You may have someone that has a spark of genius and creates something, but you don't them want this singles person determining what this great invention can and cannot be used for.
As I say, we almost need Steve in the back room being paid by the world to create wonderful things, but not controlling all the inventions and stifling what they can do.
Like with the iPad at the moment, it's a great product, but again and again, I hear people say, can I do this, can I do that, what about this..... etc etc.
And again and again you hear, yes, but only if you jailbrake it.
The device is capable of being much much more than Apple allow currently.
Hopefully in time the chains will be removed, as if they are not, other unchained makes will, without question overtake it.
Pffft!
The iPad was not the first tablet ever created. It was beat to the market by at least 10 years. But it was by far the first successful one created. Why? Because Apple didn't try to over reach and create a product that satisfies everyone's "what if" scenarios.

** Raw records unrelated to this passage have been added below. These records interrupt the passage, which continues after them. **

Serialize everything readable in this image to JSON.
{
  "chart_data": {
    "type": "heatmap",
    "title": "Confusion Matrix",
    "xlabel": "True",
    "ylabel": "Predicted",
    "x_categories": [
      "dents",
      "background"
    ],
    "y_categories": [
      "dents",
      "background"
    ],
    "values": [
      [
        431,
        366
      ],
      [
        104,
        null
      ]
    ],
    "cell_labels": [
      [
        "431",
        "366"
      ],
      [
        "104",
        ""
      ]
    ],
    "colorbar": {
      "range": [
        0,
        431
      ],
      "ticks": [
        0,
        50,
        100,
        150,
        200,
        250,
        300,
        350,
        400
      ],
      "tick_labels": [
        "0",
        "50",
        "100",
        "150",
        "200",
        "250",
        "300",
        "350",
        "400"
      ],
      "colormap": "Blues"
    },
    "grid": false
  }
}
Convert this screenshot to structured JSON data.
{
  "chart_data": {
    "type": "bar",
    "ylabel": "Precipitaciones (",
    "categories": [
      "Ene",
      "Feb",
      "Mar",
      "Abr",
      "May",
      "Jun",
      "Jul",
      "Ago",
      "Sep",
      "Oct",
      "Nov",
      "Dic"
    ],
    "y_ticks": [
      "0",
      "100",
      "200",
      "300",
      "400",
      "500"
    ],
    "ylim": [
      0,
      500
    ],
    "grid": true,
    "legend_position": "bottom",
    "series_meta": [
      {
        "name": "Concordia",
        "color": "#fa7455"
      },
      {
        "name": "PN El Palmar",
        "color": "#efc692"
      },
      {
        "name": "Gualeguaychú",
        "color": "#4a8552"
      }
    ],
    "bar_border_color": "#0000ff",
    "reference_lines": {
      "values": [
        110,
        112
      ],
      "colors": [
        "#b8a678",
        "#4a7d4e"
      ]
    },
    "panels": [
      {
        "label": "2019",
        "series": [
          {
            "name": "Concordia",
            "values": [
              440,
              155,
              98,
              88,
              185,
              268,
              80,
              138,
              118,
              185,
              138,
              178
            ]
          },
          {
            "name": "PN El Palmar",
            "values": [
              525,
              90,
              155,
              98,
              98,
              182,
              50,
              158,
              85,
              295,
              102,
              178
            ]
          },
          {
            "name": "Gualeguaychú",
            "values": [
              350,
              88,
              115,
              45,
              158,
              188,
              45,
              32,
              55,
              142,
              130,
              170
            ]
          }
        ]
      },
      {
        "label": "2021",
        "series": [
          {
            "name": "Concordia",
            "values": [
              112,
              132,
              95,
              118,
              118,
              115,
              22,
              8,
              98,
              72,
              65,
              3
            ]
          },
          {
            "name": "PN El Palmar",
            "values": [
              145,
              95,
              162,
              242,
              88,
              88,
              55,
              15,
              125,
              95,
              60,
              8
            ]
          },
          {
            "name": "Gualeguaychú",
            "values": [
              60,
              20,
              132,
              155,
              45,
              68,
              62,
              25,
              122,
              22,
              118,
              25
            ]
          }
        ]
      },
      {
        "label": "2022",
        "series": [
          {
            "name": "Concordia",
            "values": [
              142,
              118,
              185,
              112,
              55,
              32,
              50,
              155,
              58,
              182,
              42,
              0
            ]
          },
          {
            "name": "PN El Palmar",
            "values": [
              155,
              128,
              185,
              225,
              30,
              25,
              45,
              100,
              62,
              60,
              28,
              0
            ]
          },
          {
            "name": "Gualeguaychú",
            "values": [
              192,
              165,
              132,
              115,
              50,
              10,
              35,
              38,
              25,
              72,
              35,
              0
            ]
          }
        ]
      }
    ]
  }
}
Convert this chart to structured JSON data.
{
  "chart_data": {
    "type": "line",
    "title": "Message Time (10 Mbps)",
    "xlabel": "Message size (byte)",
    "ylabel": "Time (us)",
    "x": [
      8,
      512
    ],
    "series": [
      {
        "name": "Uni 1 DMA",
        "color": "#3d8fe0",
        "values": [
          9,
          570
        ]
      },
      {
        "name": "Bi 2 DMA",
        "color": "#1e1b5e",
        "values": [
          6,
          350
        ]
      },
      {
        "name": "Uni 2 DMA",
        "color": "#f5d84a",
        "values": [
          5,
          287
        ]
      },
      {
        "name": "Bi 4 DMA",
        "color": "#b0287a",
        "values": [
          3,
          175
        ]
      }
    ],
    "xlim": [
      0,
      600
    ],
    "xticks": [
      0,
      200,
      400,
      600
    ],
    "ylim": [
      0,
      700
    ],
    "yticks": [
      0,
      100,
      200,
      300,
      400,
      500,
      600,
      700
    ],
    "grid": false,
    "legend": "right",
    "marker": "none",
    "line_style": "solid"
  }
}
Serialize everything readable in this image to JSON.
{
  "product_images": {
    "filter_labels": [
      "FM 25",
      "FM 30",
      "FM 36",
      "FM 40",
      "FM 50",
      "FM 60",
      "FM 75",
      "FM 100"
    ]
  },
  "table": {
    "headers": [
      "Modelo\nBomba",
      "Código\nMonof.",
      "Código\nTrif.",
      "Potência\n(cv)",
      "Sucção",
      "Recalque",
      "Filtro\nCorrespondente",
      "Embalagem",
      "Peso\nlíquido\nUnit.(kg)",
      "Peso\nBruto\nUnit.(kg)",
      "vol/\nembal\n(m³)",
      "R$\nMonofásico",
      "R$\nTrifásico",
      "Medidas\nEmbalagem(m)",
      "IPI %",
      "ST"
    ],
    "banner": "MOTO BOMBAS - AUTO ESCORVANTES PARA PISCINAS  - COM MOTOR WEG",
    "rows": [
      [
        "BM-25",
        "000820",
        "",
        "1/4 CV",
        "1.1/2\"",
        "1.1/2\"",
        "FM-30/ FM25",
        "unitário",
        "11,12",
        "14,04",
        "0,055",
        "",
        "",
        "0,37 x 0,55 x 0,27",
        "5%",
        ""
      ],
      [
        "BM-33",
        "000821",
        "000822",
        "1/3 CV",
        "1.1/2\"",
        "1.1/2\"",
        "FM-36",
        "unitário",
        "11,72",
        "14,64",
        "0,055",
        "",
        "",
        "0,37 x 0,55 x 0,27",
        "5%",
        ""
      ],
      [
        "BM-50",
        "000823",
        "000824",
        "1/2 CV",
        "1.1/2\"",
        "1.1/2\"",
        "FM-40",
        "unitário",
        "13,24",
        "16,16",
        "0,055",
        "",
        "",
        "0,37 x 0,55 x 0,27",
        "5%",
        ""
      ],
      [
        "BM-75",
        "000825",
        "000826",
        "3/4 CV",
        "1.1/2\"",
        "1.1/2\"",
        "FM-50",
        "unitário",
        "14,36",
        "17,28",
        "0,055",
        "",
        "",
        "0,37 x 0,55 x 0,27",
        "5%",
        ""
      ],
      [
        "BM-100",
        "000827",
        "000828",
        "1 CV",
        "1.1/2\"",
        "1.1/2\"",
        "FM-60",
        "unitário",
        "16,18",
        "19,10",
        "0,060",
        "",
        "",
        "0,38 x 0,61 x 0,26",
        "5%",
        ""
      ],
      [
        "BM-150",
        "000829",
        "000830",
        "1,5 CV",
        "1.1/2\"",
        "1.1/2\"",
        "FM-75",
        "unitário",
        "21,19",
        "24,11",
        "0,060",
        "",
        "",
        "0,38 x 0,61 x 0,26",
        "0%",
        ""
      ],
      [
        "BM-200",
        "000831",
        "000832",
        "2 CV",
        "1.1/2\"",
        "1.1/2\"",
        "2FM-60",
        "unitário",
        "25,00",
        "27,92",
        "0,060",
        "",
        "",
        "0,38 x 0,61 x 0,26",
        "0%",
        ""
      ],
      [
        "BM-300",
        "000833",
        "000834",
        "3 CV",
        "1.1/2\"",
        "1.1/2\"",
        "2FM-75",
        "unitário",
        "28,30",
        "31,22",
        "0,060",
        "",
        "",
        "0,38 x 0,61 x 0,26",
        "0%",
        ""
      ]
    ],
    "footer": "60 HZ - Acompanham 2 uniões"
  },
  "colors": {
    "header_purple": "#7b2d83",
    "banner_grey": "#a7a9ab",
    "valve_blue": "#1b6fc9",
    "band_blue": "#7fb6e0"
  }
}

Other tablet wannabes listen to the noise about why the tablet should have this feature or have that feature, and they bust their a**es trying to deliver when the engineering doesn't yet exist. Result: Watered down, difficult to use products that end up not delivering the experience promised.
I work in an organization where we demo numerous devices in anticipation of offering them to our employees as productivity tools. We've had the Galaxy tablet, Xoom, Atrix, and several other Android devices. Even the geeky Android fanboys in my department all admit that they're "concept" devices.
But our users keep buying iPads and iPhones in droves. Why? Because they offer a stable device that gives them an intuitive, useful tool. Today.